İmamoğlu avait déjà battu Erdogan à deux reprises. En 2019, il l'a emporté sur l’adversaire désigné par Erdogan avec une légère marge et lorsque le conseil électoral a demandé, par une décision ridicule, que l’on recommence la course à la mairie, il a écrasé son adversaire dans un raz-de-marée électoral. Au cours des cinq dernières années, malgré l'obstruction du gouvernement central et le blocage du conseil municipal, où il n'avait pas la majorité, İmamoğlu a bien gouverné la ville. Amélioration des services, investissements, il a surtout  prouvé qu’il n’avait pas l’intention de s’impliquer dans les questions de mœurs ou de vie privée des citoyens Il a réussi à toucher toutes les circonscriptions et a brisé les frontières de la polarisation par lesquelles Erdogan a prospéré.

La défaite du candidat de l'AKP aux élections de cette année, malgré toutes les pressions, les mensonges, les ruses, les menaces, et en dépit du fait que le Conseil des ministres ait œuvré avec autant de zèle que s’il eût été un groupe de salariés du parti lors de la campagne, a été une défaite personnelle pour Erdoğan, lui qui a passé les deux derniers jours de la campagne à Istanbul, visitant une confrérie religieuse et priant à Sainte-Sophie. Cette défaite a sans doute résolu le problème éternel de la Turquie en matière de transition ou de succession, à savoir celui de qui pourrait endosser l’habit présidentiel après Erdogan. Ekrem İmamoğlu est désormais identifié comme le principal prétendant à la direction du pays durant cette période de fin de règne du régime de l'AKP, où le pouvoir semble épuisé, pourri et médiocre.

Les quatre prochaines années seront le théâtre d'une compétition entre le pouvoir central et le pouvoir local. Il ne fait aucun doute qu'Erdoğan utilisera toutes les ficelles que lui permet le gouvernement central pour entraver le succès des municipalités détenues par le CHP, comme il l'a fait par le passé. Mais il devra d'abord remettre l'économie sur les rails. Ses politiques "peu orthodoxes" - d'aucuns diraient fantaisistes - ont conduit à l’érosion des garanties institutionnelles et ont condamné le pays au deuxième taux d'inflation le plus élevé au monde. Il sera également affaibli parce que les réseaux de clientélisme de nombreuses municipalités lui échappent désormais et qu'il lui sera plus difficile de graisser les pattes et de satisfaire ses affidés, ses complices et ses électeurs alliés.

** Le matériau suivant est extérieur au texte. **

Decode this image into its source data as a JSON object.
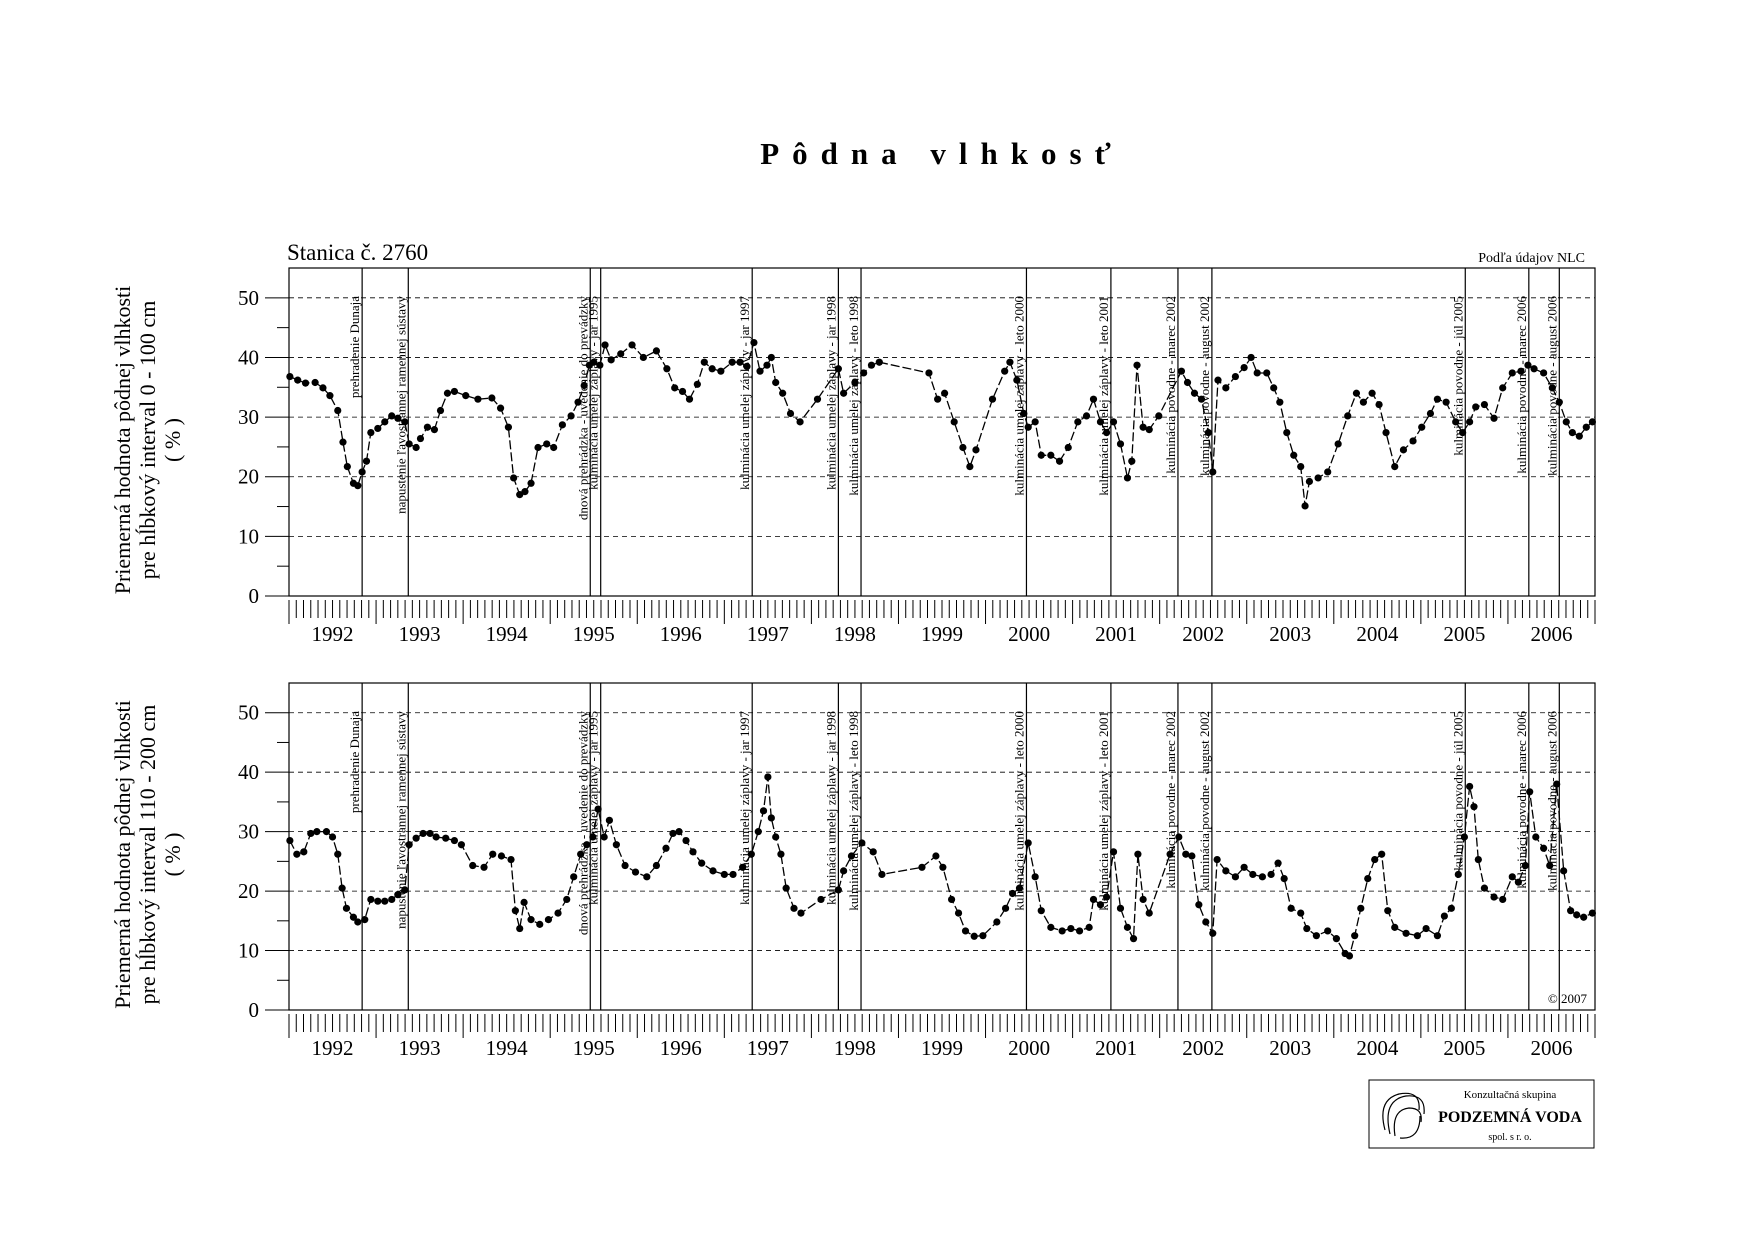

Comme cela est apparu clairement dès la publication du résultat des élections, l'AKP est un mauvais perdant : il n'hésite pas à contester le verdict de l'électorat - qu'il prétend respecter par-dessus tout - quels qu’en soient les moyens. Déjà, dans la ville de Van, à majorité kurde, la victoire du candidat du parti kurde DEM, M. Zeydan, avait été annulée, avant que, face au tollé suscité et suite à une décision du Conseil électoral supérieur, elle ne soit finalement reconnue. Alors que les demandes de recomptage du CHP sont rejetées dans différentes circonscriptions d'Istanbul, celles de l'AKP sont acceptées de fait.

L'AKP est un mauvais perdant : il n'hésite pas à contester le verdict de l'électorat - qu'il prétend respecter par-dessus tout - quels qu’en soient les moyens.

La lutte se poursuivra et la manière dont l'opposition réagira collectivement au scandale de Van pourrait bien déterminer la trajectoire que suivra le pays au cours des prochaines années.

Si les gouvernements locaux du CHP parviennent à répéter les succès des municipalités d'Istanbul et d'Ankara en répondant aux préoccupations de tous ses électeurs, en fournissant des services aux pauvres et aux personnes âgées des grandes villes et en s'attirant ainsi les faveurs des factions traditionnellement conservatrices, ils peuvent rassembler beaucoup de pouvoir. Dans la mesure où le style d'Ekrem İmamoğlu, qui a manifestement trouvé un écho dans l'Anatolie profonde presque autant qu'à Istanbul, peut inspirer d'autres maires et où la rhétorique de dépolarisation ainsi qu'une attention portée aux enjeux sociaux prévalent, la prochaine élection présidentielle pourrait signer l’avènement d’une nouvelle Turquie.

La route est longue, le chemin est rude, les détenteurs du pouvoir ne pardonnent pas et sont impitoyables, mais l’ambition est bien là et le succès est à portée de main.